Friday, 06 May 2011 00:00
The first Saturday in May is an important one for thoroughbred horse racing fans; that’s when the Kentucky Derby is run every year.
The first of the Triple Crown races, the Saturday, May 7, Derby features the top three-year-old horses in the country vying against one another. Most of them will then compete in Maryland’s Preakness Stakes on Saturday, May 21, before traveling to Elmont on Saturday, June 11 for the Belmont Stakes.
Belmont Park began its spring season on Friday, April 29, and the horses will be running there until Sunday, July 17, when the action moves to Saratoga, New York.
Two somewhat surprising events have conspired to boost Belmont’s attendance in the coming months. The first was the late 2010 demise of New York City’s Off-Track Betting (OTB) Corporation and the second was the New York Racing Association’s (NYRA) announcement last month that it would allocate an unreported sum to the Metropolitan Transportation Authority’s Long Island Rail Road (LIRR), an act which prompted the LIRR to revive its regular service to Belmont Park. The LIRR discontinued its Belmont Park trains in 2010, even though they have a station there, as one of a number of service reductions implemented by the LIRR to address the MTA’s budget shortfall.Belmont is a magnificent venue, which comparatively few New Yorkers have ever visited, and that goes for horseplayers, too. I could not understand how anyone derived enjoyment from spending any time in an airless, amenity-free New York City OTB parlor on a weekday afternoon. But it seems as though a sizable number of these OTB denizens were, in fact, true racing aficionados. This assertion can be supported by the 48 percent spike in on-track attendance at Aqueduct Race Track in Ozone Park, Queens, between January-April 2011, as compared to the same period a year earlier. The big difference: New York City’s OTB was operating in early 2010, and had closed its doors by early 2011, prompting thousands of thoroughbred racing fans to jump on the A train, or drive, to a place they’d probably only seen on TV until this year.
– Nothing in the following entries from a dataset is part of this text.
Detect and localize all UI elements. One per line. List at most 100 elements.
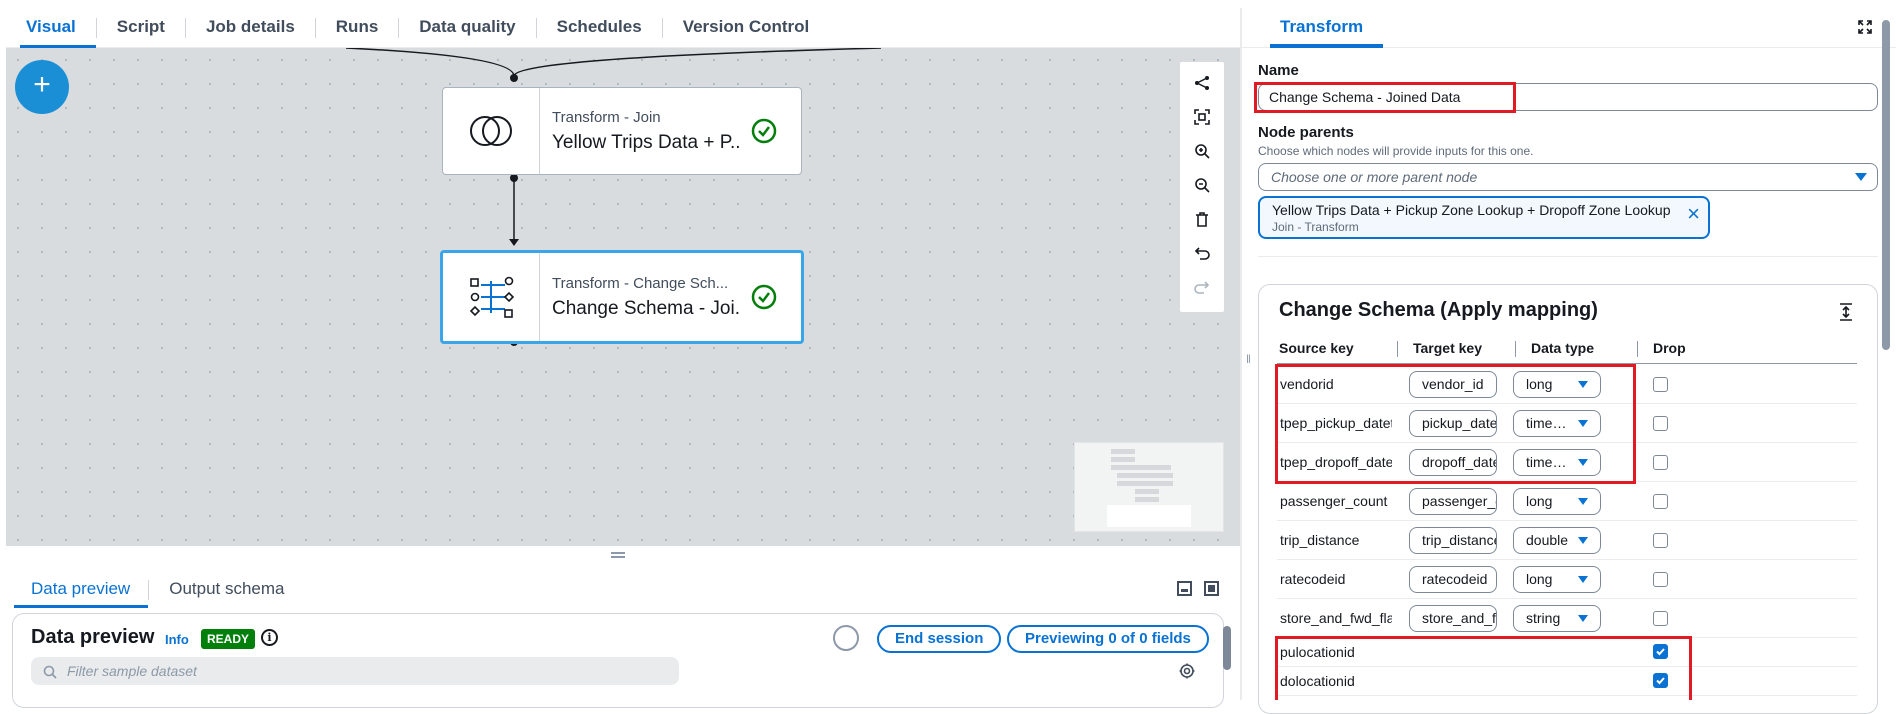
incoming-edge-right [513, 48, 882, 77]
filter-sample-input[interactable]: Filter sample dataset [31, 657, 679, 685]
undo-icon[interactable] [1187, 236, 1217, 270]
data-type-select[interactable]: long [1513, 566, 1601, 593]
tab-job-details[interactable]: Job details [186, 8, 315, 48]
add-node-button[interactable]: + [15, 60, 69, 114]
gear-icon[interactable] [1179, 663, 1195, 679]
caret-down-icon [1578, 615, 1588, 622]
source-key: ratecodeid [1280, 571, 1346, 587]
caret-down-icon [1578, 537, 1588, 544]
info-link[interactable]: Info [165, 632, 189, 647]
header-separator [1637, 341, 1638, 357]
change-schema-icon [443, 253, 540, 341]
target-key-input[interactable]: store_and_fwd_flag [1409, 605, 1497, 632]
node-title: Yellow Trips Data + P... [552, 131, 740, 153]
data-type-value: long [1526, 493, 1553, 509]
remove-token-icon[interactable]: × [1687, 201, 1700, 227]
panel-resize-handle[interactable] [611, 552, 625, 558]
minimize-panel-icon[interactable] [1177, 581, 1192, 596]
node-type-label: Transform - Change Sch... [552, 274, 729, 292]
redo-icon[interactable] [1187, 270, 1217, 304]
caret-down-icon [1578, 498, 1588, 505]
maximize-panel-icon[interactable] [1204, 581, 1219, 596]
collapse-icon[interactable] [1839, 303, 1853, 321]
tab-visual[interactable]: Visual [6, 8, 96, 49]
edge-arrowhead [509, 239, 519, 246]
drop-checkbox[interactable] [1653, 377, 1668, 392]
delete-icon[interactable] [1187, 202, 1217, 236]
node-parents-label: Node parents [1258, 124, 1354, 141]
header-data-type: Data type [1531, 340, 1595, 356]
layout-graph-icon[interactable] [1187, 66, 1217, 100]
node-type-label: Transform - Join [552, 108, 661, 126]
incoming-edge-left [345, 48, 515, 77]
section-divider [1258, 256, 1878, 257]
schema-card-title: Change Schema (Apply mapping) [1279, 299, 1598, 321]
tab-output-schema[interactable]: Output schema [149, 572, 302, 608]
data-type-value: double [1526, 532, 1569, 548]
select-placeholder: Choose one or more parent node [1271, 169, 1478, 185]
highlight-box [1275, 364, 1636, 484]
tab-runs[interactable]: Runs [316, 8, 399, 48]
panel-divider[interactable] [1240, 8, 1242, 700]
data-preview-card: Data preview Info READY i End session Pr… [12, 613, 1224, 708]
success-check-icon [751, 118, 777, 144]
target-key-input[interactable]: passenger_count [1409, 488, 1497, 515]
join-icon [443, 88, 540, 174]
tab-transform[interactable]: Transform [1260, 8, 1384, 48]
header-source-key: Source key [1279, 340, 1354, 356]
fit-to-screen-icon[interactable] [1187, 100, 1217, 134]
header-drop: Drop [1653, 340, 1686, 356]
expand-icon[interactable] [1858, 20, 1872, 34]
parent-node-select[interactable]: Choose one or more parent node [1258, 163, 1878, 191]
data-type-value: long [1526, 571, 1553, 587]
search-icon [43, 665, 57, 679]
name-label: Name [1258, 62, 1299, 79]
tab-data-preview[interactable]: Data preview [6, 572, 149, 608]
visual-canvas[interactable]: + Transform - Join Yellow Trips Data + P… [6, 48, 1240, 546]
header-target-key: Target key [1413, 340, 1482, 356]
right-panel-scrollbar[interactable] [1882, 20, 1890, 350]
divider-grip-icon[interactable]: ‖ [1246, 352, 1251, 366]
minimap[interactable] [1074, 442, 1224, 532]
status-badge: READY [201, 629, 256, 649]
table-row: store_and_fwd_flag store_and_fwd_flag st… [1277, 599, 1857, 638]
end-session-button[interactable]: End session [877, 625, 1002, 653]
zoom-in-icon[interactable] [1187, 134, 1217, 168]
data-preview-title: Data preview [31, 626, 155, 648]
source-key: store_and_fwd_flag [1280, 610, 1392, 626]
target-key-input[interactable]: trip_distance [1409, 527, 1497, 554]
join-node[interactable]: Transform - Join Yellow Trips Data + P..… [442, 87, 802, 175]
highlight-box [1275, 636, 1692, 700]
right-panel-tab-bar: Transform [1242, 8, 1896, 48]
drop-checkbox[interactable] [1653, 533, 1668, 548]
tab-script[interactable]: Script [97, 8, 185, 48]
data-type-value: string [1526, 610, 1561, 626]
tab-data-quality[interactable]: Data quality [399, 8, 535, 48]
source-key: passenger_count [1280, 493, 1388, 509]
data-type-select[interactable]: long [1513, 488, 1601, 515]
preview-scrollbar[interactable] [1222, 612, 1232, 700]
target-key-input[interactable]: ratecodeid [1409, 566, 1497, 593]
token-label: Yellow Trips Data + Pickup Zone Lookup +… [1272, 202, 1671, 218]
drop-checkbox[interactable] [1653, 455, 1668, 470]
table-row: trip_distance trip_distance double [1277, 521, 1857, 560]
header-separator [1397, 341, 1398, 357]
zoom-out-icon[interactable] [1187, 168, 1217, 202]
change-schema-node[interactable]: Transform - Change Sch... Change Schema … [440, 250, 804, 344]
success-check-icon [751, 284, 777, 310]
drop-checkbox[interactable] [1653, 611, 1668, 626]
tab-schedules[interactable]: Schedules [537, 8, 662, 48]
data-type-select[interactable]: double [1513, 527, 1601, 554]
data-type-select[interactable]: string [1513, 605, 1601, 632]
highlight-box [1254, 82, 1516, 113]
tab-version-control[interactable]: Version Control [663, 8, 830, 48]
drop-checkbox[interactable] [1653, 572, 1668, 587]
refresh-icon[interactable] [833, 625, 859, 651]
node-title: Change Schema - Joi... [552, 297, 740, 319]
drop-checkbox[interactable] [1653, 494, 1668, 509]
info-icon[interactable]: i [261, 629, 278, 646]
previewing-fields-button[interactable]: Previewing 0 of 0 fields [1007, 625, 1209, 653]
top-tab-bar: Visual Script Job details Runs Data qual… [6, 8, 1240, 49]
drop-checkbox[interactable] [1653, 416, 1668, 431]
table-row: ratecodeid ratecodeid long [1277, 560, 1857, 599]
The joint NYRA-LIRR announcement about Belmont was unveiled at an April 26 press conference, and the benefits to both parties are readily apparent. NYRA gains access to a broader audience of potential patrons not only from Long Island but Brooklyn, Queens and Manhattan, as well. For its part, the LIRR reopens a revenue stream that had disappeared in 2010 with NYRA seemingly paying much of their operating expenses.
The one-way trip to Belmont Park from the LIRR’s Jamaica, Queens station takes less than 15 minutes, and the round-trip tickets are reasonably priced from Nassau’s Zone 4 ($12 per person) and Nassau’s Zone 7 ($14 per person).
My one complaint is that weekly and monthly LIRR ticket holders can only use their passes for travel to Jamaica and must then pay an additional $10 to cover the round-trip fare between Belmont Park and Jamaica. To my mind, these ticket holders are paying an unnecessary surcharge, having already paid to travel within the zones covering eastern Queens and western Nassau.